Filmde günlük hayatta insanın garibine gidebilecek olayların normalmiş gibi yutturulmaya çalışılması da bir başka önemli handikap. Çocuklar annelerini bulmak için arabayla giderlerken, yolun kapalı olması sebebiyle bir lokantada mecburi mola veriyorlar. Lokantada bir masada şoförler çilingir sofrasını kurmuş muhabbet ederlerken bir bakıyoruz hoop erkek kardeş muhabbete katılıyor, biraz geçmiyor bülbül gibi şarkı söylemeye başlıyor. Kusura bakmayın, hayatımda annesini sevmeyen insanlar gördüm ama annesi kaybolmuşken, belki de ormanda ayılarca parçalanmışken rakı sofrasında kafayı çekip keyif yapan bir insan evladı görmedim. Bir diğer garip gelen kısım ise torunun tek başına Nusret Hanım'la birlikte Karadeniz'deki köy evine dönmesi.
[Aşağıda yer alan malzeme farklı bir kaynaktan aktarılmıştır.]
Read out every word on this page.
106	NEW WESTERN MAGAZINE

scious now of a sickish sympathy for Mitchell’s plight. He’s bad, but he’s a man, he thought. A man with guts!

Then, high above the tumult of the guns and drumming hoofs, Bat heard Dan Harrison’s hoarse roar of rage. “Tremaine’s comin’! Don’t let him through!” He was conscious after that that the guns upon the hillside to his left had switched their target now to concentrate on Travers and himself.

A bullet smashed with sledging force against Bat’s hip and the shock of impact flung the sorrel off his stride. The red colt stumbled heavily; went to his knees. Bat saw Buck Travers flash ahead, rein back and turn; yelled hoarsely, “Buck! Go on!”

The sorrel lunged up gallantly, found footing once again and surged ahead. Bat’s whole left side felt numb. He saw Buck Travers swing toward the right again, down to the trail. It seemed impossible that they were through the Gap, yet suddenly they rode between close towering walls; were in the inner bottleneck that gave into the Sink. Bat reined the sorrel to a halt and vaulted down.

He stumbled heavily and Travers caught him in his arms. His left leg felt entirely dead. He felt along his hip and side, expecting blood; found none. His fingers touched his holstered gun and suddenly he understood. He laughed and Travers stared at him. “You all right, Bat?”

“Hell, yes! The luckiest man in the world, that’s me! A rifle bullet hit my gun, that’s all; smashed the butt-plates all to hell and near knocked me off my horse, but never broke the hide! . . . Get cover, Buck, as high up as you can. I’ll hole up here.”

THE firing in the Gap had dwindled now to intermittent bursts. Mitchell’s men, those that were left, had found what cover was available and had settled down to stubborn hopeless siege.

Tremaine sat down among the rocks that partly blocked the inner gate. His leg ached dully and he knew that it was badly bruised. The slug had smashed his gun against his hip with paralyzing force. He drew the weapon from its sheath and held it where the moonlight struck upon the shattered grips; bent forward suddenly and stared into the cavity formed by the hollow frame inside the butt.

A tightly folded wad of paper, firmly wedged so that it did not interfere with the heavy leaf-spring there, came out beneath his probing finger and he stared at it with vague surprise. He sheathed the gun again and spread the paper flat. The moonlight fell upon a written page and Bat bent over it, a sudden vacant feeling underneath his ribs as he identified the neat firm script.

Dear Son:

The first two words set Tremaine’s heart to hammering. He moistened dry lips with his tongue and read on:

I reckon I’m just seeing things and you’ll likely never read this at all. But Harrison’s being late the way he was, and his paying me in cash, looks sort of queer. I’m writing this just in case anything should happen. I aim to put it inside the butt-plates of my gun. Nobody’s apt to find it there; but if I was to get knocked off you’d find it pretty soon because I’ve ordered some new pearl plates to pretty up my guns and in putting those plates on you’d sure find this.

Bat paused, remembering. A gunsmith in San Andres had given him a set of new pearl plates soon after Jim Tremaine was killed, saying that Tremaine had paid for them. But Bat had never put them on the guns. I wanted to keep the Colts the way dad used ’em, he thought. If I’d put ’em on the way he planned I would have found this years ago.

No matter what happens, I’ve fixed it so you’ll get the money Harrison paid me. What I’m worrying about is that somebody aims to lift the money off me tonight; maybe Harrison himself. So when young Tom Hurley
Tamam insanoğlu çiğ süt emmiştir ve evladına ona can veren anaya bakmak çok zor gelir de daha kendisine bile bakamayan, arpası fazla kaçmış bir hergeleye havale edecek kadar da zor gelmez zannımca. Torunun yaptığı da ayrı bir gizem. İçinizden daha kendi donunu yıkamaktan aciz olan kaç kişi, ninesinin donunu yıkamaya gönüllü aday olur... İnanın torunun yaptıklarını görünce, genç nesle olan inancım bir kat daha arttı.
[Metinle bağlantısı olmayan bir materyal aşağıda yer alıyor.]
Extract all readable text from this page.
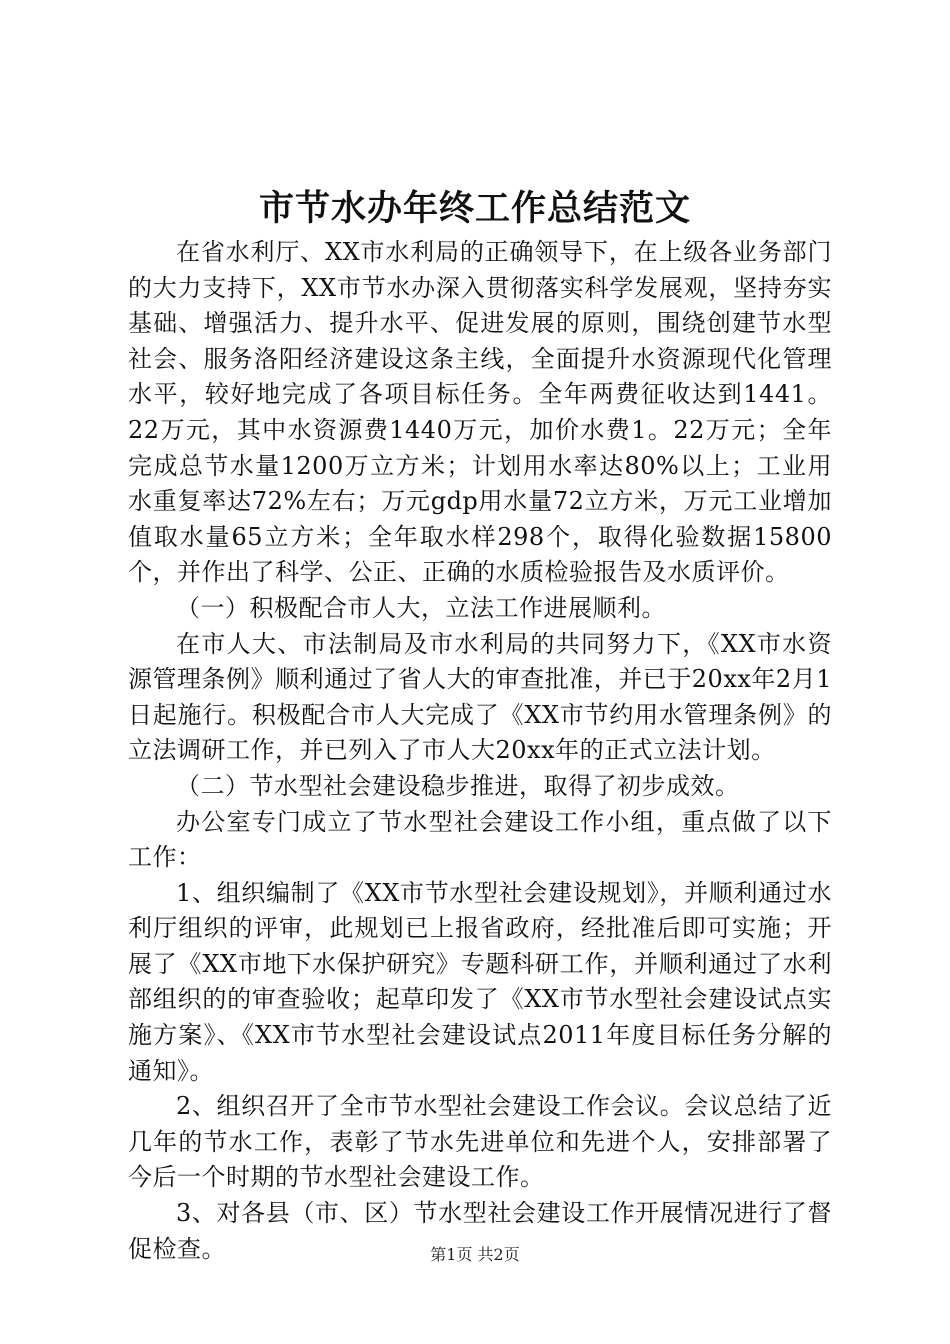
市节水办年终工作总结范文

在省水利厅、XX市水利局的正确领导下，在上级各业务部门的大力支持下，XX市节水办深入贯彻落实科学发展观，坚持夯实基础、增强活力、提升水平、促进发展的原则，围绕创建节水型社会、服务洛阳经济建设这条主线，全面提升水资源现代化管理水平，较好地完成了各项目标任务。全年两费征收达到1441。22万元，其中水资源费1440万元，加价水费1。22万元；全年完成总节水量1200万立方米；计划用水率达80%以上；工业用水重复率达72%左右；万元gdp用水量72立方米，万元工业增加值取水量65立方米；全年取水样298个，取得化验数据15800个，并作出了科学、公正、正确的水质检验报告及水质评价。

（一）积极配合市人大，立法工作进展顺利。

在市人大、市法制局及市水利局的共同努力下，《XX市水资源管理条例》顺利通过了省人大的审查批准，并已于20xx年2月1日起施行。积极配合市人大完成了《XX市节约用水管理条例》的立法调研工作，并已列入了市人大20xx年的正式立法计划。

（二）节水型社会建设稳步推进，取得了初步成效。

办公室专门成立了节水型社会建设工作小组，重点做了以下工作：

1、组织编制了《XX市节水型社会建设规划》，并顺利通过水利厅组织的评审，此规划已上报省政府，经批准后即可实施；开展了《XX市地下水保护研究》专题科研工作，并顺利通过了水利部组织的的审查验收；起草印发了《XX市节水型社会建设试点实施方案》、《XX市节水型社会建设试点2011年度目标任务分解的通知》。

2、组织召开了全市节水型社会建设工作会议。会议总结了近几年的节水工作，表彰了节水先进单位和先进个人，安排部署了今后一个时期的节水型社会建设工作。

3、对各县（市、区）节水型社会建设工作开展情况进行了督促检查。	第1页 共2页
Pandora'nın Kutusu'nda iyi olan iki şey var: Birincisi Tsilla Chelton'un oyunculuğu: Filmdeki diğer oyuncuları alıp üst üste ekleyin, 1000 ile çarpın, kadının oyunculuğunun yarısını bile bulmaz. İkincisiyse daha önce de söylediğim gibi filmin sonu. Film sonlara doğru öyle bir yolunu şaşırıyor ki, torun ölene kadar nineyle kalsa çok sürreel kaçacak, nineyi alıp tekrar İstanbul'a dönse bu sefer de yaratılan torunun ruhunu yok olacak. Ama final öyle güzel bir yol buluyor ki tüm bu soru işaretlerini yok ediyor ve toruna gerçek bir karakter olma yolundaki ilk adımını attırıyor. Ve bir kaç sahnede ağlayan ama gözyaşı akıtamayan tiplere inat yaşı torunun gözünden akıtmayı biliyor.
İlla yaşlılık ve evlatlar hakkında bir film izlemek isteyenler varsa size Tamara Jenkins'in 'The Savages'ını öneririm. İzleyin ve aradaki farkı görün.